Al infinito y más allá

Si bien hasta el Capítulo 10 (que sirve de resumen de los anteriores) todos los procesos resultan verosímiles en el contexto de la narración, en el 11 nos encontramos con el descubrimiento de que las estrellas son seres vivientes, un escalón difícil de aceptar. Uno sigue leyendo para ver adónde va (y de dónde viene) el Universo; en el límite último del Tiempo y del Espacio es donde uno supone que reside lo más difícil de imaginar, el premio mayor, la Última Respuesta a todas las cosas…

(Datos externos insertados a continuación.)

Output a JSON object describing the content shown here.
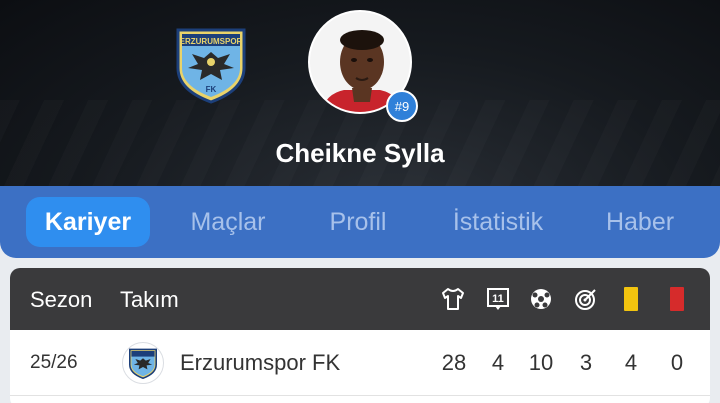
{
  "player": {
    "name": "Cheikne Sylla",
    "number": "#9",
    "club_logo_text": "ERZURUMSPOR",
    "club_logo_sub": "FK"
  },
  "tabs": [
    {
      "label": "Kariyer",
      "active": true
    },
    {
      "label": "Maçlar",
      "active": false
    },
    {
      "label": "Profil",
      "active": false
    },
    {
      "label": "İstatistik",
      "active": false
    },
    {
      "label": "Haber",
      "active": false
    }
  ],
  "table": {
    "headers": {
      "season": "Sezon",
      "team": "Takım",
      "icons": [
        "shirt-icon",
        "substitute-icon",
        "ball-icon",
        "target-icon",
        "yellow-card-icon",
        "red-card-icon"
      ]
    },
    "rows": [
      {
        "season": "25/26",
        "team": "Erzurumspor FK",
        "stats": [
          "28",
          "4",
          "10",
          "3",
          "4",
          "0"
        ]
      }
    ]
  },
  "colors": {
    "tabbar": "#3c70c4",
    "tab_active": "#2f8eef",
    "header_dark": "#3a3a3c",
    "yellow_card": "#f2c40f",
    "red_card": "#d62b2b"
  }
}
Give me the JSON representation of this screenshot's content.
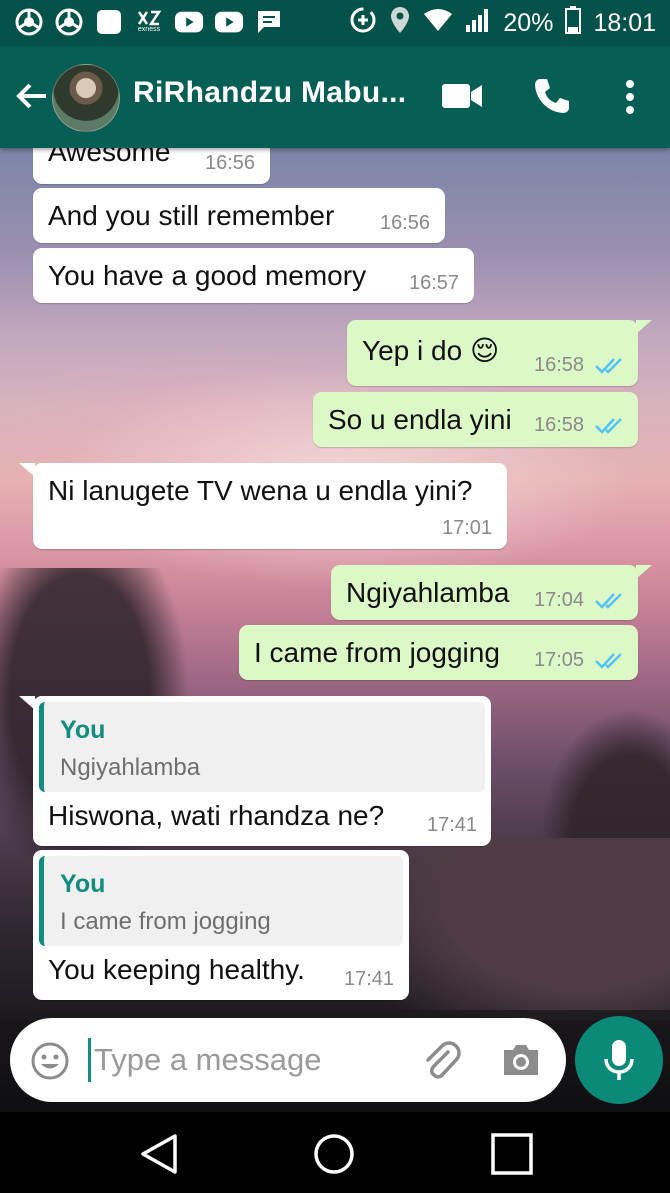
{
  "status_bar": {
    "battery": "20%",
    "time": "18:01",
    "left_icons": [
      "chrome-icon",
      "chrome-icon",
      "app-icon",
      "express-icon",
      "youtube-icon",
      "youtube-icon",
      "message-icon"
    ],
    "express_label": "exness"
  },
  "header": {
    "contact_name": "RiRhandzu Mabu...",
    "colors": {
      "header_bg": "#075e54",
      "status_bg": "#04524a"
    }
  },
  "messages": [
    {
      "id": 0,
      "direction": "in",
      "text": "Awesome",
      "time": "16:56"
    },
    {
      "id": 1,
      "direction": "in",
      "text": "And you still remember",
      "time": "16:56"
    },
    {
      "id": 2,
      "direction": "in",
      "text": "You have a good memory",
      "time": "16:57"
    },
    {
      "id": 3,
      "direction": "out",
      "text": "Yep i do 😌",
      "time": "16:58",
      "status": "read"
    },
    {
      "id": 4,
      "direction": "out",
      "text": "So u endla yini",
      "time": "16:58",
      "status": "read"
    },
    {
      "id": 5,
      "direction": "in",
      "text": "Ni lanugete TV wena u endla yini?",
      "time": "17:01"
    },
    {
      "id": 6,
      "direction": "out",
      "text": "Ngiyahlamba",
      "time": "17:04",
      "status": "read"
    },
    {
      "id": 7,
      "direction": "out",
      "text": "I came from jogging",
      "time": "17:05",
      "status": "read"
    },
    {
      "id": 8,
      "direction": "in",
      "text": "Hiswona, wati rhandza ne?",
      "time": "17:41",
      "quote": {
        "author": "You",
        "text": "Ngiyahlamba"
      }
    },
    {
      "id": 9,
      "direction": "in",
      "text": "You keeping healthy.",
      "time": "17:41",
      "quote": {
        "author": "You",
        "text": "I came from jogging"
      }
    }
  ],
  "composer": {
    "placeholder": "Type a message"
  },
  "colors": {
    "incoming_bubble": "#ffffff",
    "outgoing_bubble": "#dcf8c6",
    "read_ticks": "#4fc3f7",
    "accent": "#128c7e"
  }
}
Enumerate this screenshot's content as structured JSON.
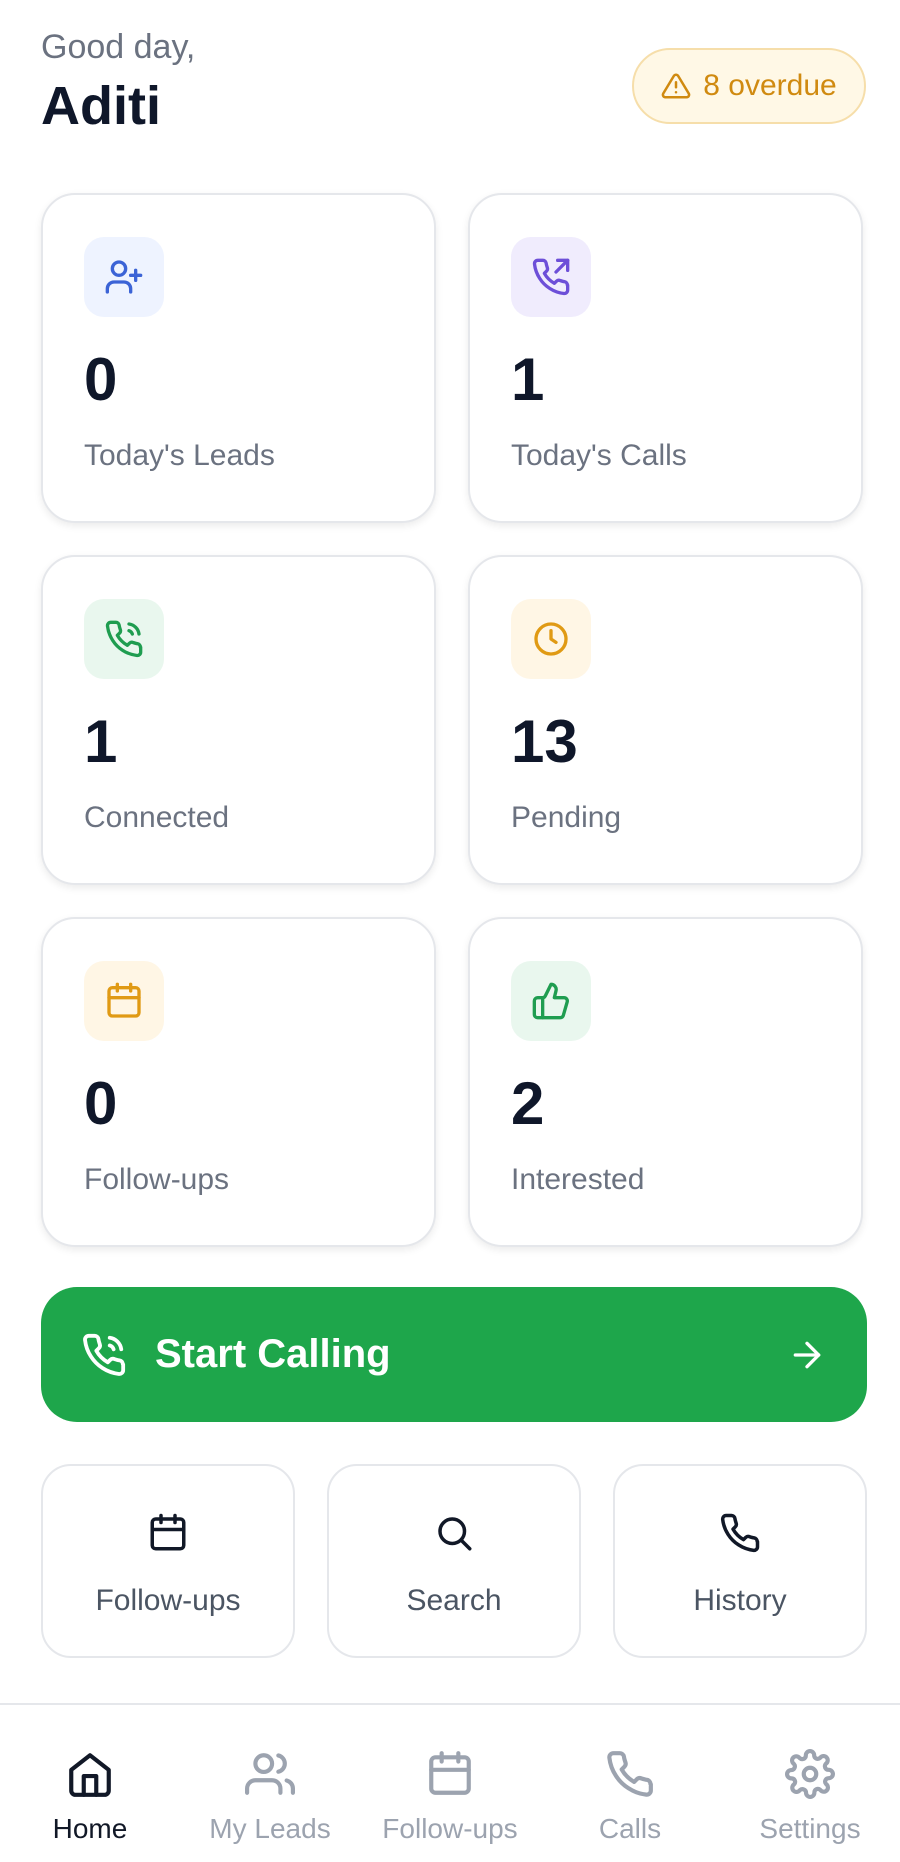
{
  "header": {
    "greeting": "Good day,",
    "user_name": "Aditi",
    "overdue_badge": {
      "icon": "warning-icon",
      "label": "8 overdue"
    }
  },
  "stats": [
    {
      "icon": "user-plus-icon",
      "value": "0",
      "label": "Today's Leads"
    },
    {
      "icon": "phone-outgoing-icon",
      "value": "1",
      "label": "Today's Calls"
    },
    {
      "icon": "phone-connected-icon",
      "value": "1",
      "label": "Connected"
    },
    {
      "icon": "clock-icon",
      "value": "13",
      "label": "Pending"
    },
    {
      "icon": "calendar-icon",
      "value": "0",
      "label": "Follow-ups"
    },
    {
      "icon": "thumbs-up-icon",
      "value": "2",
      "label": "Interested"
    }
  ],
  "start_calling": {
    "icon": "phone-ringing-icon",
    "label": "Start Calling",
    "arrow_icon": "arrow-right-icon"
  },
  "quick_actions": [
    {
      "icon": "calendar-icon",
      "label": "Follow-ups"
    },
    {
      "icon": "search-icon",
      "label": "Search"
    },
    {
      "icon": "phone-icon",
      "label": "History"
    }
  ],
  "bottom_nav": [
    {
      "icon": "home-icon",
      "label": "Home",
      "active": true
    },
    {
      "icon": "users-icon",
      "label": "My Leads",
      "active": false
    },
    {
      "icon": "calendar-icon",
      "label": "Follow-ups",
      "active": false
    },
    {
      "icon": "phone-icon",
      "label": "Calls",
      "active": false
    },
    {
      "icon": "gear-icon",
      "label": "Settings",
      "active": false
    }
  ],
  "colors": {
    "primary_green": "#1ea64b",
    "warning_amber": "#d08a10",
    "text_dark": "#0f172a",
    "text_muted": "#6b7280"
  }
}
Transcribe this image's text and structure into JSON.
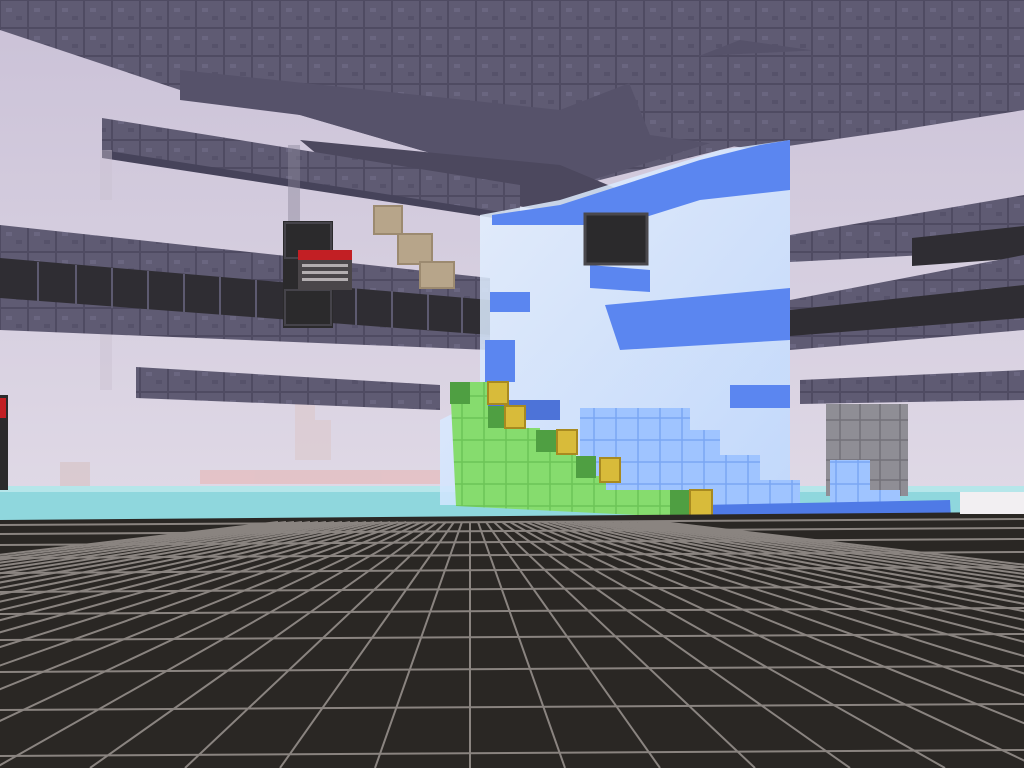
{
  "scene": {
    "kind": "voxel sandbox world, first-person view",
    "colors": {
      "sky_top": "#cdc4d8",
      "sky_bottom": "#e8e2ec",
      "stone": "#5e5a72",
      "stone_light": "#6d6983",
      "stone_dark": "#4a475b",
      "floor_tile": "#2a2724",
      "floor_grid": "#8a8480",
      "water": "#8fd6dc",
      "glass_blue": "#5b86f0",
      "glass_light": "#cfe6ff",
      "green_block": "#82d96a",
      "gold_block": "#d2b436",
      "piston_red": "#c21f24",
      "furnace_dark": "#2b2a2c",
      "wood": "#b7a58a"
    },
    "objects": [
      "stone-ceiling",
      "stone-beam",
      "dark-block-row",
      "blue-glass-wall",
      "green-staircase",
      "gold-blocks",
      "piston-block",
      "black-cube",
      "wood-block-stairs",
      "gray-tower",
      "checkered-floor",
      "water-horizon",
      "red-block"
    ]
  }
}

Sin embargo, uno ya no lee con el deleite de las primeras etapas del relato. Los primeros niveles de la exploración de Stapledon resultan más entretenidos, quizás porque son más fáciles de imaginar (en un sentido etimológico: de hacerlos imagen). Las subsiguientes abstracciones van complejizando la parte filosófica en desmedro de la narrativa, lo que es decir: cambiando un interés por otro. “El examen de su estilo, en el que se advierte un exceso de palabras abstractas, sugiere que antes de escribir [Stapledon] había leído mucha filosofía y pocas novelas o poemas”, dictamina Borges en el prólogo.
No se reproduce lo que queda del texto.